The Living Machine™ at Darrow School
Address real-world wastewater treatment and delivery issues. Create a laboratory, demonstration, and teaching resource to support Darrow's mission as a sustainable school featuring a college prep academic program that emphasizes a combination of classroom instruction, hands-on learning, and environmental consciousness. Serve as a visible sign of the commitment of the school (located on the site of an 18th-century Shaker community) to honor its heritage and history of respect for the processes of the natural world, simplicity of design, and stewardship of the land.
How we are doing it
Using a natural ecosystem as a model, the Living Machine, housed in a greenhouse in the Environmental Center, treats wastewater from school dorms and other campus buildings before returning the water to the Hudson River watershed. Nature’s “processors” — a diversity of microorganisms, snails, oxygen, fish, and basic plant life — are used to break down and digest organic pollutants. For a portion of its energy sources, the Living Machine utilizes sunlight, electricity from solar photovoltaic panels, and gravity, all of which are renewable resources.

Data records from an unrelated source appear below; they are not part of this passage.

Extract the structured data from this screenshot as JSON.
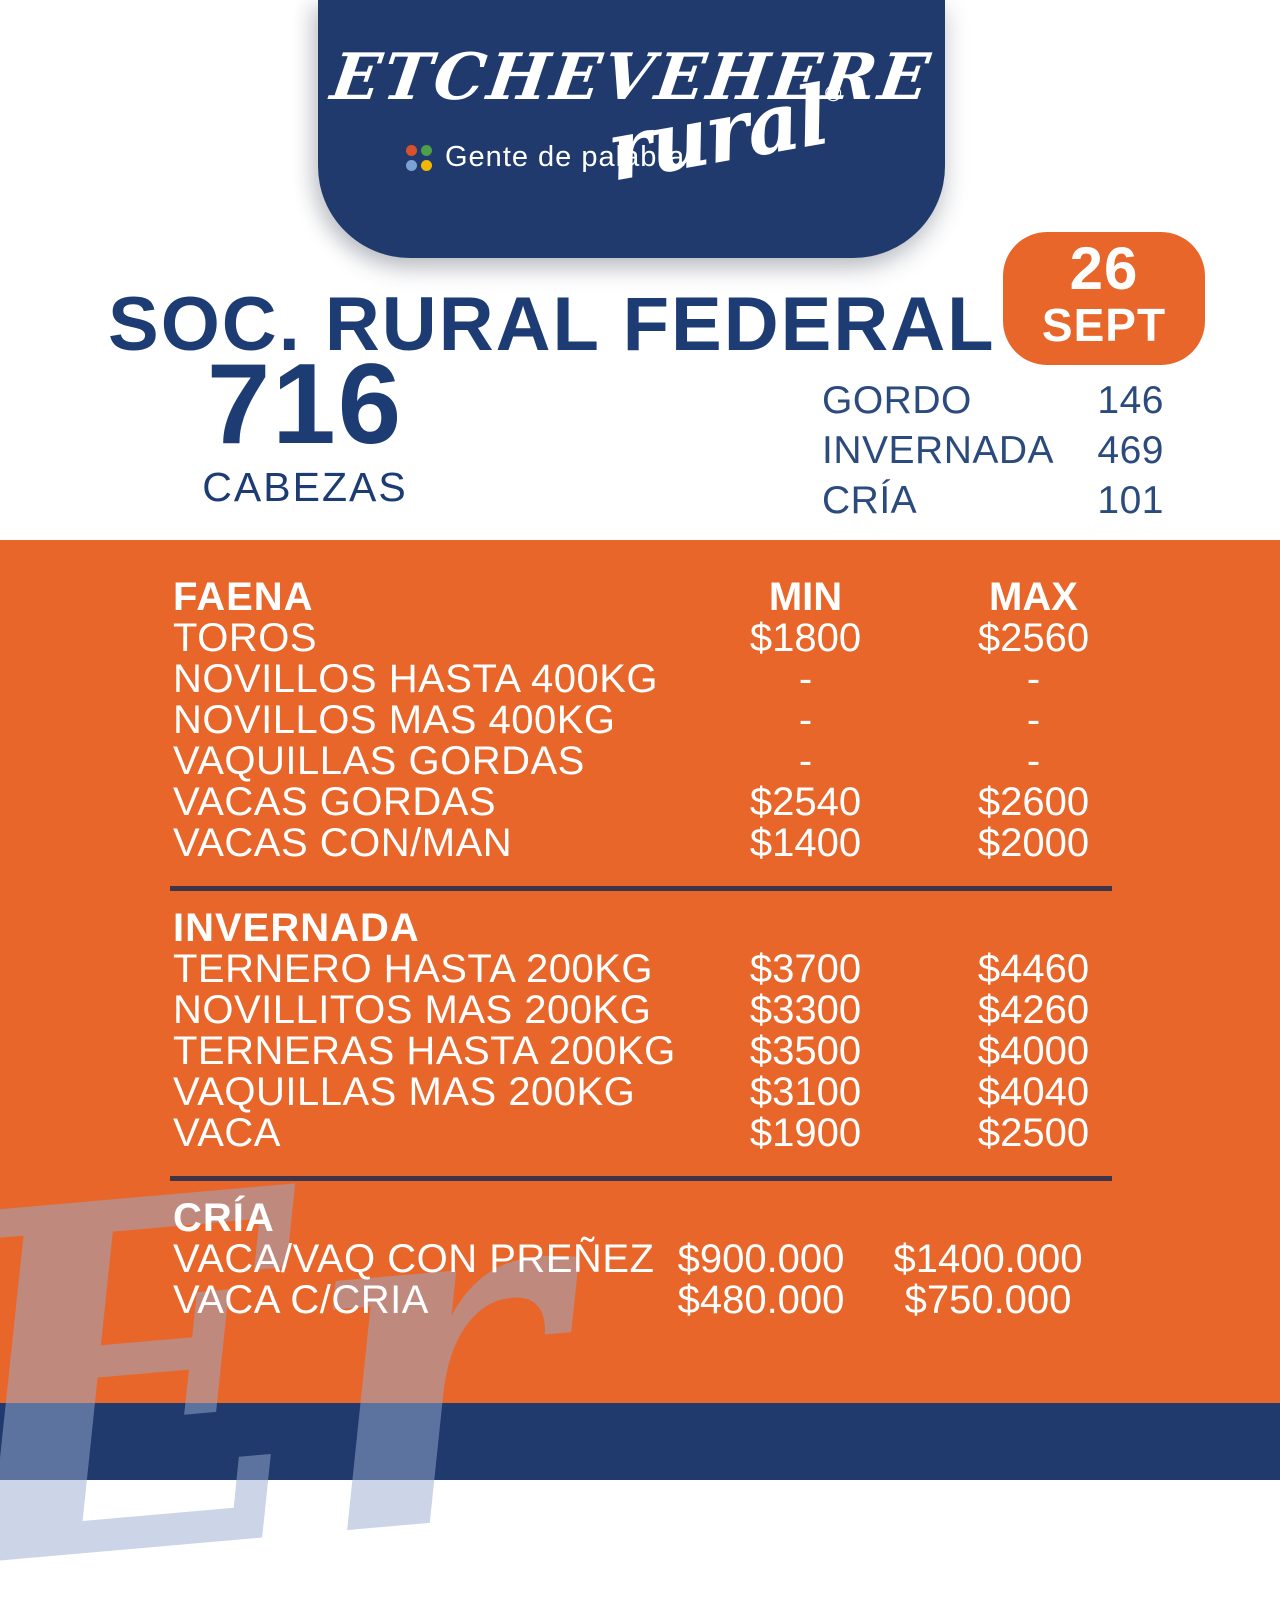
{
  "brand": {
    "logo_main": "ETCHEVEHERE",
    "logo_script": "rural",
    "registered_mark": "®",
    "tagline": "Gente de palabra.",
    "dot_colors": [
      "#d9512c",
      "#4e9e4a",
      "#7ba1d7",
      "#f2b705"
    ]
  },
  "date_badge": {
    "day": "26",
    "month": "SEPT"
  },
  "header": {
    "title": "SOC. RURAL FEDERAL",
    "head_count": "716",
    "head_count_label": "CABEZAS",
    "summary": [
      {
        "label": "GORDO",
        "value": "146"
      },
      {
        "label": "INVERNADA",
        "value": "469"
      },
      {
        "label": "CRÍA",
        "value": "101"
      }
    ]
  },
  "price_table": {
    "columns": {
      "min": "MIN",
      "max": "MAX"
    },
    "sections": [
      {
        "title": "FAENA",
        "rows": [
          {
            "label": "TOROS",
            "min": "$1800",
            "max": "$2560"
          },
          {
            "label": "NOVILLOS HASTA 400KG",
            "min": "-",
            "max": "-"
          },
          {
            "label": "NOVILLOS MAS 400KG",
            "min": "-",
            "max": "-"
          },
          {
            "label": "VAQUILLAS GORDAS",
            "min": "-",
            "max": "-"
          },
          {
            "label": "VACAS GORDAS",
            "min": "$2540",
            "max": "$2600"
          },
          {
            "label": "VACAS CON/MAN",
            "min": "$1400",
            "max": "$2000"
          }
        ]
      },
      {
        "title": "INVERNADA",
        "rows": [
          {
            "label": "TERNERO HASTA 200KG",
            "min": "$3700",
            "max": "$4460"
          },
          {
            "label": "NOVILLITOS MAS 200KG",
            "min": "$3300",
            "max": "$4260"
          },
          {
            "label": "TERNERAS HASTA 200KG",
            "min": "$3500",
            "max": "$4000"
          },
          {
            "label": "VAQUILLAS MAS 200KG",
            "min": "$3100",
            "max": "$4040"
          },
          {
            "label": "VACA",
            "min": "$1900",
            "max": "$2500"
          }
        ]
      },
      {
        "title": "CRÍA",
        "rows": [
          {
            "label": "VACA/VAQ CON PREÑEZ",
            "min": "$900.000",
            "max": "$1400.000"
          },
          {
            "label": "VACA C/CRIA",
            "min": "$480.000",
            "max": "$750.000"
          }
        ]
      }
    ]
  },
  "watermark": {
    "monogram": "Er"
  },
  "colors": {
    "navy": "#203a6d",
    "title_navy": "#1d3c74",
    "stats_navy": "#2b4a7d",
    "orange": "#e8662a",
    "divider": "#3d3448",
    "watermark_blue": "#99add1"
  }
}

In addition to processing the school’s wastewater, the Living Machine provides unique hands-on learning opportunities to Darrow students and organizations from outside the school. Students routinely monitor levels of bacteria, phosphorous, nitrogen, and other biological and chemical levels. They examine plant life which grows in treatment tanks throughout the facility and study the concept of environmental sustainability.
Everyone is assigned to the greenhouse for Hands-to-Work (the school's unique service learning program) at least once, all contribute their “direct deposits” every day, and some (~10) more deliberately self-select to participate in sustainability efforts as student leaders.
Since its opening in 1998, the Samson Environmental Center has been visited by more than 500 guests a year wanting to learn more about environmentally friendly solutions to wastewater treatment. Educational, civic, corporate, and environmental groups have explored the Center and have used it as a resource for their own investigations and studies. Displays throughout the Center place the school in the context of its immediate environment and history and of the surrounding watershed, serving to illustrate the global concept of environmental sustainability. Led by student tour guides, visitors learn how the Living Machine works and gain a broad perspective of sustainability in our world today.
What we are learning
Schools need to embrace the fact that not everyone wants to be elbow-deep in wastewater or a swamp. To make them work best, schools need to wrap their collective minds around the idea of a community-based wastewater solution, where waste is dealt with by those who create it. There are much cheaper and less complex ways to move waste away from campus, but none of them come close to approaching the institutional mindset-changing potential of a Living Machine.